Wednesday Landscapes, 3 May 2017

Discussion in 'Landscape' started by Leslie Reid, May 3, 2017.

  1. You are invited to upload one of your landscape photos (or more than one, if an extra would help illustrate your objectives or process) and, if you’d like, to accompany your image with some commentary: challenges you faced in making the image? your intent for the image? settings? post-processing decisions? why you did what you did? the place and time? or an aspect you’d like feedback on?

    And please feel free to ask questions of others who have posted images or to join the discussion. If you don’t feel like using words, that’s OK too—unaccompanied images (or unaccompanied words, for that matter) are also very much welcomed. As for the technicalities, the usual forum guidelines apply: files < 1 MB; image size <1000 px maximum dimension.
  2. This scene caught my eye on Monday as I was scrambling back up to the car after a hike (the objective of which was to shoot a waterfall to post in this thread; you might see that next week). ISO 400, 18-135 mm lens at 50 mm, f/9.0, 1/160 s, polarized; spot-metered (probably on the backlit foliage). The warm sunlight streaming in from the right had been what caught my eye, but the raw image was cold and flat in the sunlit areas. I cropped to exclude some sky on the left and some of the dark foreground. I reduced the exposure 1 stop in post (Lightroom), then added a radial gradient to reestablish the original exposure on the right and warmed it up a bit; I erased the gradient from the cliff on the right. I used an adjustment brush to open up the shadows on the foreground rocks and cliff and increased clarity there. Overall, I Increased the white point, reduced highlights, and slightly increased clarity and vibrance.

    sjmurray likes this.
  3. Pescadero Marsh Misc 10_North Coast_1.jpg
  4. The photo shows highway 168 winding through the far Eastern edge of Califirnia with the White Mountains in the near backgroind and the snow covered Sierra Nevada Mountains in the far background. I was driving this rather obscure road to find the Ancient Brisclecone Pine Forest in the White Mountains, home of the oldest trees in the world, with some more than 4,000 years old. It is well worth visiting, and offers many photographic opportunities. highway 168.jpg
  5. Glen, I just took a Google Earth virtual drive down 168 to see where that road was. What a desolate place. My question is why would they even put a road there?
  6. The road actually has quite a bit of history: it's part of the (Roosevelt) Midland Trail, one of the first, if not the first, marked transcontinental auto trails in America, connecting Washington D.C. (or New York City, depending on sources) with San Francisco and Los Angeles (the routing splits in Big Pine).

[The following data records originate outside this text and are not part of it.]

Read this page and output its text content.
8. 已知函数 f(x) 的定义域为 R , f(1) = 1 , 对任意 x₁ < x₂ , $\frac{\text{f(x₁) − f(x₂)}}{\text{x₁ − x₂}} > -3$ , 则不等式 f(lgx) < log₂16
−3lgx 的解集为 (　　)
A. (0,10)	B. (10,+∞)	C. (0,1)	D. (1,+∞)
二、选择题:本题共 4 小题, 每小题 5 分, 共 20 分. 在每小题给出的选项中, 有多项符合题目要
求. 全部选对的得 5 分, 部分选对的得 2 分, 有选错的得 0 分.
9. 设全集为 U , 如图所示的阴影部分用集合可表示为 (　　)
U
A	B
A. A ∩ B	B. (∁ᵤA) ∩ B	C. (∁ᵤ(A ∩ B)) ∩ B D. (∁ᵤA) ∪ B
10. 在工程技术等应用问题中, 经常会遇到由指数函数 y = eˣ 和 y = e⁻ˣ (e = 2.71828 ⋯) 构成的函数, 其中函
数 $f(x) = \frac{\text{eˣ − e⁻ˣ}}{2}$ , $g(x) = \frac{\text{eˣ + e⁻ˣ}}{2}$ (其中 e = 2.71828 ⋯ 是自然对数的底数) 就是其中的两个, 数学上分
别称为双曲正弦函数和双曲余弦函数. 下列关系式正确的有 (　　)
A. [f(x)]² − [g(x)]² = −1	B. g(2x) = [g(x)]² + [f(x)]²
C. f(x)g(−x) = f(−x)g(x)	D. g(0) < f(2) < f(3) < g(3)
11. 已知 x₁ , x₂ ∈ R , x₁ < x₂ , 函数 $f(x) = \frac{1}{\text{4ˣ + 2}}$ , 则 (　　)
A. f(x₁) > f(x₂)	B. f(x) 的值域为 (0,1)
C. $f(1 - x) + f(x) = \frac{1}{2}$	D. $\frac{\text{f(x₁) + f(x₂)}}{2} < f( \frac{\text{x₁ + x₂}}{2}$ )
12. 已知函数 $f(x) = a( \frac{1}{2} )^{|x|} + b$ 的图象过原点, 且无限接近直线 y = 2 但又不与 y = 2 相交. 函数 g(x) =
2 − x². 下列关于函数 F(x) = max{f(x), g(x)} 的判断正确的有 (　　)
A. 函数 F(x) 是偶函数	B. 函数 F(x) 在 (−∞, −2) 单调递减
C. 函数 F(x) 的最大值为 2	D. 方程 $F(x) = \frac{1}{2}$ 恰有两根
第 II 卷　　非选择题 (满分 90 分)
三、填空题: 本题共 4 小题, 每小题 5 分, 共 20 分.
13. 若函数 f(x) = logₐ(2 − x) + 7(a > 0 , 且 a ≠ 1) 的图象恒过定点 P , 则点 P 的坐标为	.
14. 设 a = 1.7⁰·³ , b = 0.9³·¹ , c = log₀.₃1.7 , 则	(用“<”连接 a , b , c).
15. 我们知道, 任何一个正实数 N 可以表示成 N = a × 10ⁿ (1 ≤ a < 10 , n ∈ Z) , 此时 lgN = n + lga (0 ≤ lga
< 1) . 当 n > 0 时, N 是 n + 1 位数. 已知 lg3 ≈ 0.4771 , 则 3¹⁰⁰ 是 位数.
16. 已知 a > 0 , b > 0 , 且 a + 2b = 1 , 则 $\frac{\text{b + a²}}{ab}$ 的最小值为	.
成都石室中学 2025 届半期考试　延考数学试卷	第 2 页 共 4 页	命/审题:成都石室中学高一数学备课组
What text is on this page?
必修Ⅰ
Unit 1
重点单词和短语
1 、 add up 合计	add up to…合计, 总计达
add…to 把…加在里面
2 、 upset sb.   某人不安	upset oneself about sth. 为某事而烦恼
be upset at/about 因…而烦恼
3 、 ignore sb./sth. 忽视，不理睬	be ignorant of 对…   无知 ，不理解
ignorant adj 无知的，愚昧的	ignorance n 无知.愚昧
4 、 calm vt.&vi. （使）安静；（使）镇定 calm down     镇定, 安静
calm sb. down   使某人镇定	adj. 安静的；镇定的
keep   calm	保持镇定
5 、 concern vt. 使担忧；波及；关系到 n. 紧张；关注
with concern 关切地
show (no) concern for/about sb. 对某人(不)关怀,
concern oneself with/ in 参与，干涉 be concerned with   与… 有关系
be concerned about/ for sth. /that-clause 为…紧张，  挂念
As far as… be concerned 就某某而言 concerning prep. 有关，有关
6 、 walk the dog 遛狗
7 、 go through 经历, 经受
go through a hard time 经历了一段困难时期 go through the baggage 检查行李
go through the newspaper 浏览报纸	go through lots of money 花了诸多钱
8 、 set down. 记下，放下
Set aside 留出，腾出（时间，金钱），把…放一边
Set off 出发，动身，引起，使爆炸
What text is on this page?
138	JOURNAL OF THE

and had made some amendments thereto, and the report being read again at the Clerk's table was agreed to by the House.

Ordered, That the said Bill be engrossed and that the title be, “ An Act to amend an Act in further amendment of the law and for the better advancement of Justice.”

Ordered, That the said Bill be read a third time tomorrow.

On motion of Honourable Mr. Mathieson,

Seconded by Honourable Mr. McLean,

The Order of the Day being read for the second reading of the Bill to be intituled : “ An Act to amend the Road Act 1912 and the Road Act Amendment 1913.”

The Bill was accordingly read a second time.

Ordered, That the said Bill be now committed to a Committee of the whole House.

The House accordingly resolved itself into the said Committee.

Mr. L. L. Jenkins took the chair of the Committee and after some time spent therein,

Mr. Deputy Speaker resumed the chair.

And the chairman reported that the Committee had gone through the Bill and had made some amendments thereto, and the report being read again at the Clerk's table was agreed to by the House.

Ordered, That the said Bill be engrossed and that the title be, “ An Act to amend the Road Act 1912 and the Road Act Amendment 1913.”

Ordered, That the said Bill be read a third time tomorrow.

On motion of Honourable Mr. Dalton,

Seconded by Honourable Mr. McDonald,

    Doesn't really explain why there's a road there. Maybe Westgard Pass is one of the few passes through the White Mountains?
    Last edited: May 5, 2017
  7. Westgard himself wrote: In trying to describe this most impressive gateway into California I should fail to do the beauty of the scenery full justice, so will quote literally from some literature sent out by the California-Nevada link of the Midland Trail Association: "Westerly from Westgard Pass is a view equaled in few parts of America. In the middle distance, a dozen miles away and nearly a mile below, lies the fertile Owens Valley, extending at right angles north and south over a hundred miles, and on the farther side, distant a score of miles, tower the snow-clad Sierras, with serrated crests and symmetric domes and peaks outlined against the sky at an approximate height of two and one-half miles vertical above the level of the ocean, and extending north and south far as the eye can see. The vision is rich reward for a journey of a thousand leagues."
    Source: Motor Routes to the California Expositions - General Highway History - Highway History - Federal Highway Administration
  8. Thanks for the history Dieter. The road seems like it belongs in Nevada, not California. When I was there, just two days ago, the road to the Methusela Grove trail was still covered in snow for the last two miles, so I hiked it. There were two others who had done the same, but otherwise, no one was there.